Well I am hoping that at some point I will come on here and be upbeat – well one great point is that I am now on two stars!!!
Thats about it on the positivity side I'm afraid!
Yesterday as part of my church placement I had to spent a day with a Funeral Directors. Anyway I have never seen someone dead EVER! and so it was a real shock to me, actually it got me thinking about things and so when I got on the phone to G last night I was telling him about my day in the place and how I had started to think about the subject.
One thing he told me was that when he had come to the time, he wanted to go alone so he could be dignified. I selfishly thought 'what about me? Are you just gonna go into hospital one day and leave me then?' and so of course he lost the plot and called me all the names under the sun.
Then trying to get back on track, I said 'well if I go first, I would love you to be with me at the end, that is what I want' to which he just said I couldn't get anymore self obsessed and that he would probably go first and if I did die he wouldnt be able to get to me in time.
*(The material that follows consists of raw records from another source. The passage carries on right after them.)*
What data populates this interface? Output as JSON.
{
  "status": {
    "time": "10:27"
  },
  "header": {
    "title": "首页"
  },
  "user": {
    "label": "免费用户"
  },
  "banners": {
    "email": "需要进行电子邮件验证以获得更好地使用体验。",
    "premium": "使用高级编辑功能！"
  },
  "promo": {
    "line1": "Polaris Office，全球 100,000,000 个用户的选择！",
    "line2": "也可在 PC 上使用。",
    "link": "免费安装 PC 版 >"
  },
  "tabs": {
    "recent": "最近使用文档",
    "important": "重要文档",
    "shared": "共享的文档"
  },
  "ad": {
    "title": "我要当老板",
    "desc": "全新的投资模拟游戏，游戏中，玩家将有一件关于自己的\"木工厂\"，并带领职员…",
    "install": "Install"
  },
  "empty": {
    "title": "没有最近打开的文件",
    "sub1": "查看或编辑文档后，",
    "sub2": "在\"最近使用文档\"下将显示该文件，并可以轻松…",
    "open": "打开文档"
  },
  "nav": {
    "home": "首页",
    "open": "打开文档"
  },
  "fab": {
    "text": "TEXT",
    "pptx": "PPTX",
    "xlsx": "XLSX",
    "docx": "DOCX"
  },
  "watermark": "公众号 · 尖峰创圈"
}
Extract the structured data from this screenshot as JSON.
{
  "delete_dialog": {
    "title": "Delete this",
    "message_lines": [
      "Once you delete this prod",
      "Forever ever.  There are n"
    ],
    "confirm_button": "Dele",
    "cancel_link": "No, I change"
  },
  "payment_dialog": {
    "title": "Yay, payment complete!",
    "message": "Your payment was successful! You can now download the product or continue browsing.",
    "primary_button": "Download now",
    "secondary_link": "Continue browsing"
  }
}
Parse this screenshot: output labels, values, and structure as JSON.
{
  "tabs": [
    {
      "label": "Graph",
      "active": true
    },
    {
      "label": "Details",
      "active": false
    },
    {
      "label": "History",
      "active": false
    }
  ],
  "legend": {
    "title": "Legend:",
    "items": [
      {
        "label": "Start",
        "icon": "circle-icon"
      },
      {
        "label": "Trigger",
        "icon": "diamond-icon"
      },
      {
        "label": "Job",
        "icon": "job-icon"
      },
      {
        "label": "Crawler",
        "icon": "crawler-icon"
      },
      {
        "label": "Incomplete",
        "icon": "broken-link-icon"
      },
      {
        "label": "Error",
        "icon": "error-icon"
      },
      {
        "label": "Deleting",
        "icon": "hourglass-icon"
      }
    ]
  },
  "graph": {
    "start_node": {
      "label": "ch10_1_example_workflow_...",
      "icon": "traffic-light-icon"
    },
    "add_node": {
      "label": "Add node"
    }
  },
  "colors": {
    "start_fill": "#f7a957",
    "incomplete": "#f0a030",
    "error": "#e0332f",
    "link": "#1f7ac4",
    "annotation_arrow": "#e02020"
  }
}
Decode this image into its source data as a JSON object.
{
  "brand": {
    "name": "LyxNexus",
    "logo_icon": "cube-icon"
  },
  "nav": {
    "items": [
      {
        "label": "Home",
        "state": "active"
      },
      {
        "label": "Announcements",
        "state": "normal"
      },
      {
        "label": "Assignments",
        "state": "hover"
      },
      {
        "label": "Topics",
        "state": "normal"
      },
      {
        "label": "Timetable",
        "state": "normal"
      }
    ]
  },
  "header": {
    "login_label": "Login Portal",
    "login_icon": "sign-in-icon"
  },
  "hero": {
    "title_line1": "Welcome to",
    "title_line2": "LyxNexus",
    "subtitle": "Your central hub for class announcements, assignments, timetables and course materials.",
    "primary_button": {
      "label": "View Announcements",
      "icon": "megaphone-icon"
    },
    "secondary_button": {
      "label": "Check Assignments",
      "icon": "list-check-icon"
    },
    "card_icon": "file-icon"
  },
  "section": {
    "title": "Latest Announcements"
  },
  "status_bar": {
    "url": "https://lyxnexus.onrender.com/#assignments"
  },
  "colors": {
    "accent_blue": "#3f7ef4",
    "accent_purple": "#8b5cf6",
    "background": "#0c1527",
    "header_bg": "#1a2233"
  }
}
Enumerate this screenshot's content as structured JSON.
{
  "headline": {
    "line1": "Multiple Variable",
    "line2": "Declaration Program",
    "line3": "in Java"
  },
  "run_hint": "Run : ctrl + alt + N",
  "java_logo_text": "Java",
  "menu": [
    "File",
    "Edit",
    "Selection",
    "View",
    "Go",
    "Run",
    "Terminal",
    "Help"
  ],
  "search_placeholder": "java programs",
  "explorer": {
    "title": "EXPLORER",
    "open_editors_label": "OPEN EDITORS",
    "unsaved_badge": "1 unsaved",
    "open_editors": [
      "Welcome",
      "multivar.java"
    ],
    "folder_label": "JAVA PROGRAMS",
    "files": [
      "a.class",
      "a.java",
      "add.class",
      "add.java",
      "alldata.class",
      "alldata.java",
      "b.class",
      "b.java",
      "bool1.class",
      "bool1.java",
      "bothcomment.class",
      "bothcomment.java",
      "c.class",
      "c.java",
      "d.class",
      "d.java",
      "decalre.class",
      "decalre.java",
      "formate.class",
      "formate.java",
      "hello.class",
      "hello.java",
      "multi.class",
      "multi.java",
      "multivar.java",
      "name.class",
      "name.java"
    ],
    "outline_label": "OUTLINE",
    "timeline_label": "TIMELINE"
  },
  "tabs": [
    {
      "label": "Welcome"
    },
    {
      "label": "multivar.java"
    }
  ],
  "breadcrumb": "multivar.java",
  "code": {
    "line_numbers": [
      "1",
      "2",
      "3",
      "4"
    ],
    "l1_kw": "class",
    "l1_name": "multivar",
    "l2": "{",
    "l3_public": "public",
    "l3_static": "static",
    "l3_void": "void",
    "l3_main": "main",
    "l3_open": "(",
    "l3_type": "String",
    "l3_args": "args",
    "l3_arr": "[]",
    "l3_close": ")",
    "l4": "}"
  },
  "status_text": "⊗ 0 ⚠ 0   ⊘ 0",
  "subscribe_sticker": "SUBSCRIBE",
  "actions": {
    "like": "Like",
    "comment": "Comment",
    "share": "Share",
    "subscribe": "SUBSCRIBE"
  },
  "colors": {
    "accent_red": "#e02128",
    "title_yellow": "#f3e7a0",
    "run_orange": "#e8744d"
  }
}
I know you will all think I am just as selfish as he tells me but Im upset about 2 things really.
1/ It comes over to me like he can't be bothered to come to say goodbye to me if I went first
2/ He is gonna just leave one day and I won't be able to say goodbye
I'm being a complete cow arn't I – I mean this is kind of hypothetical and yet I feel crap – about the above AND about the fact I upset him again!
I seem to be doing that alot lately – he said I should have known that it would upset him talking about dying. But truly that was not my intention at all!!
I really should have just buttoned my mouth shouldn't I?